Yves Bélorgey travaille depuis plusieurs années sur cette thématique. Cette recherche a une double fonction. Non seulement elle permet de s’interroger sur l’architecture fonctionnaliste initiée par Le Corbusier, mais aussi sur les possibilités de la représentation elle-même.

En ce qui concerne l’histoire de ce mouvement architectural, Yves Bélorgey semble le suivre chronologiquement au fil de ses expositions. Il élargit son champ d’investigation de la France à l’Europe entière, interrogeant ainsi la prétention d’universalité de cette architecture.
Plus encore, cet exercice permet au peintre de tester les fondements de la peinture moderne en s’attachant à des perspectives rigoureuses dont l’efficace mimétique produit un effet quasi photographique. Mais en même temps, il prend parti dans le débat devenu traditionnel depuis le XIXe siècle sur la place de la peinture face à la photographie.
Ces toiles, par des choix esthétiques clairs, incarnés dans des coloris particuliers qui restituent une impression onirique, montrent que la représentation figurative picturale a encore une fonction : elle permet de fixer l’objet représenté en dehors de la réalité pour en exposer la portée symbolique.

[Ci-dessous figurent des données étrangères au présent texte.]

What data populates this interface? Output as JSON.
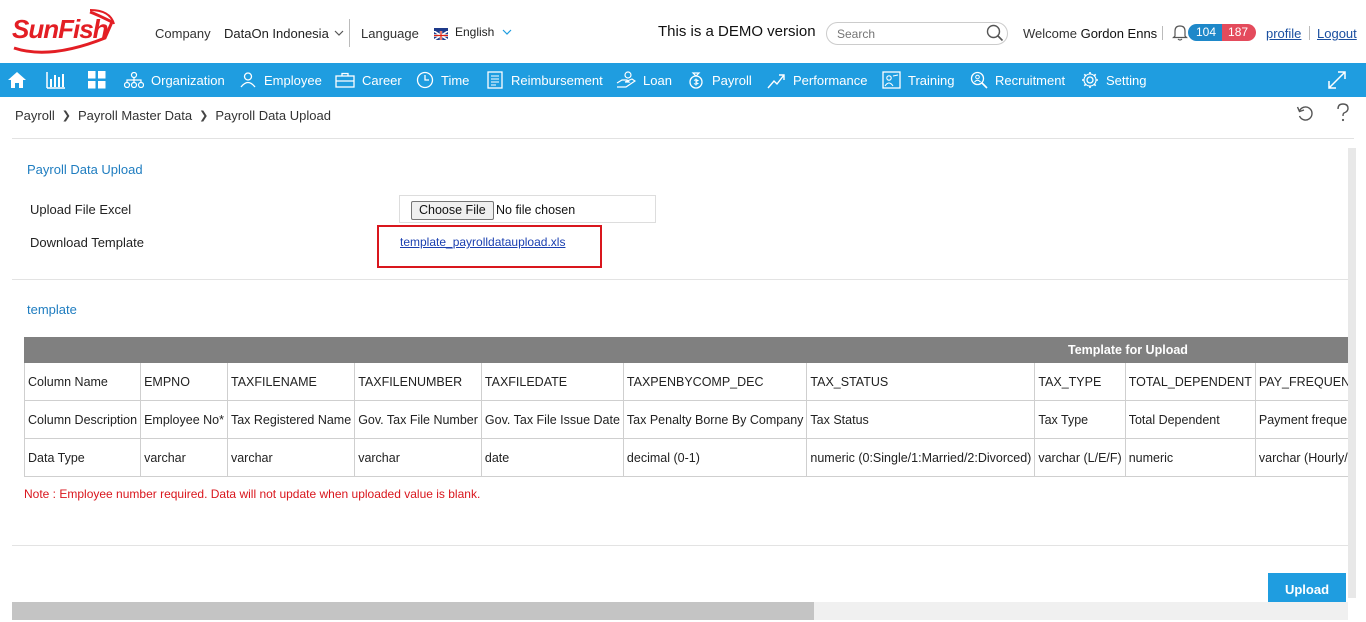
{
  "header": {
    "logo_text": "SunFish",
    "company_label": "Company",
    "company_value": "DataOn Indonesia",
    "language_label": "Language",
    "language_value": "English",
    "demo_text": "This is a DEMO version",
    "search_placeholder": "Search",
    "welcome_prefix": "Welcome",
    "user_name": "Gordon Enns",
    "badge_count_blue": "104",
    "badge_count_red": "187",
    "profile_link": "profile",
    "logout_link": "Logout"
  },
  "nav": {
    "items": [
      {
        "label": "Organization",
        "icon": "org-icon"
      },
      {
        "label": "Employee",
        "icon": "employee-icon"
      },
      {
        "label": "Career",
        "icon": "career-icon"
      },
      {
        "label": "Time",
        "icon": "clock-icon"
      },
      {
        "label": "Reimbursement",
        "icon": "receipt-icon"
      },
      {
        "label": "Loan",
        "icon": "loan-icon"
      },
      {
        "label": "Payroll",
        "icon": "payroll-icon"
      },
      {
        "label": "Performance",
        "icon": "trend-icon"
      },
      {
        "label": "Training",
        "icon": "training-icon"
      },
      {
        "label": "Recruitment",
        "icon": "recruit-icon"
      },
      {
        "label": "Setting",
        "icon": "gear-icon"
      }
    ]
  },
  "breadcrumb": [
    "Payroll",
    "Payroll Master Data",
    "Payroll Data Upload"
  ],
  "form": {
    "title": "Payroll Data Upload",
    "upload_label": "Upload File Excel",
    "choose_file_label": "Choose File",
    "file_status": "No file chosen",
    "download_label": "Download Template",
    "template_link": "template_payrolldataupload.xls"
  },
  "template": {
    "title": "template",
    "table_header": "Template for Upload",
    "rows": [
      [
        "Column Name",
        "EMPNO",
        "TAXFILENAME",
        "TAXFILENUMBER",
        "TAXFILEDATE",
        "TAXPENBYCOMP_DEC",
        "TAX_STATUS",
        "TAX_TYPE",
        "TOTAL_DEPENDENT",
        "PAY_FREQUENCY"
      ],
      [
        "Column Description",
        "Employee No*",
        "Tax Registered Name",
        "Gov. Tax File Number",
        "Gov. Tax File Issue Date",
        "Tax Penalty Borne By Company",
        "Tax Status",
        "Tax Type",
        "Total Dependent",
        "Payment frequency"
      ],
      [
        "Data Type",
        "varchar",
        "varchar",
        "varchar",
        "date",
        "decimal (0-1)",
        "numeric (0:Single/1:Married/2:Divorced)",
        "varchar (L/E/F)",
        "numeric",
        "varchar (Hourly/Daily)"
      ]
    ],
    "note": "Note : Employee number required. Data will not update when uploaded value is blank."
  },
  "actions": {
    "upload_label": "Upload"
  },
  "colors": {
    "nav_bg": "#1f9de0",
    "title_blue": "#1f7dc0",
    "note_red": "#d9161d",
    "table_header_bg": "#808080"
  }
}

Dans deux salles adjacentes, sont présentés, à la fois au mur et au sol, les collages de Stefan Hirsig, qui ont quelque chose de ludique. Composés de bois et d’objets tels que des pochettes et disques en vinyle des années 80-90, ils sont rehaussés de peintures acryliques laquées aux couleurs saturées et aux structures nettes.

Stefan Hirsig rattache sont travail à une démarche picturale, mais celle-ci implique également l’utilisation des volumes. Avec les collages et une organisation de ces structures éclatées de façon à créer des ensembles cohérents, la peinture explore la troisième dimension. Ces œuvres sont jubilatoires tout en véhiculant une forme de nostalgie avec les souvenirs personnels de l’artiste, incarnés dans des objets issus de sa propre adolescence.

La peinture est mise à l’épreuve, aux limites de la figuration, puisque les seules figures identifiables ne sont pas du fait de l’artiste mais empruntées aux objets du quotidien insérés dans les œuvres sans modification majeure.
Ces œuvres oscillent entre la peinture, lorsqu’elles sont exposées accrochées au mur, et la sculpture, lorsqu’elles sont présentées au sol. Elles contribuent à une exploration des limites traditionnellement tracées entre les différents arts. L’unité de l’ensemble semble le constituer en «installation».

Avec Yves Bélorgey et Stefan Hirsig sont proposées deux réflexions divergentes sur la peinture, mais aussi deux modalités de la nostalgie : après l’échec des utopies de la vie communautaire imaginée par les urbanistes de années 60, après la fin des années pop aux résonances psychédéliques.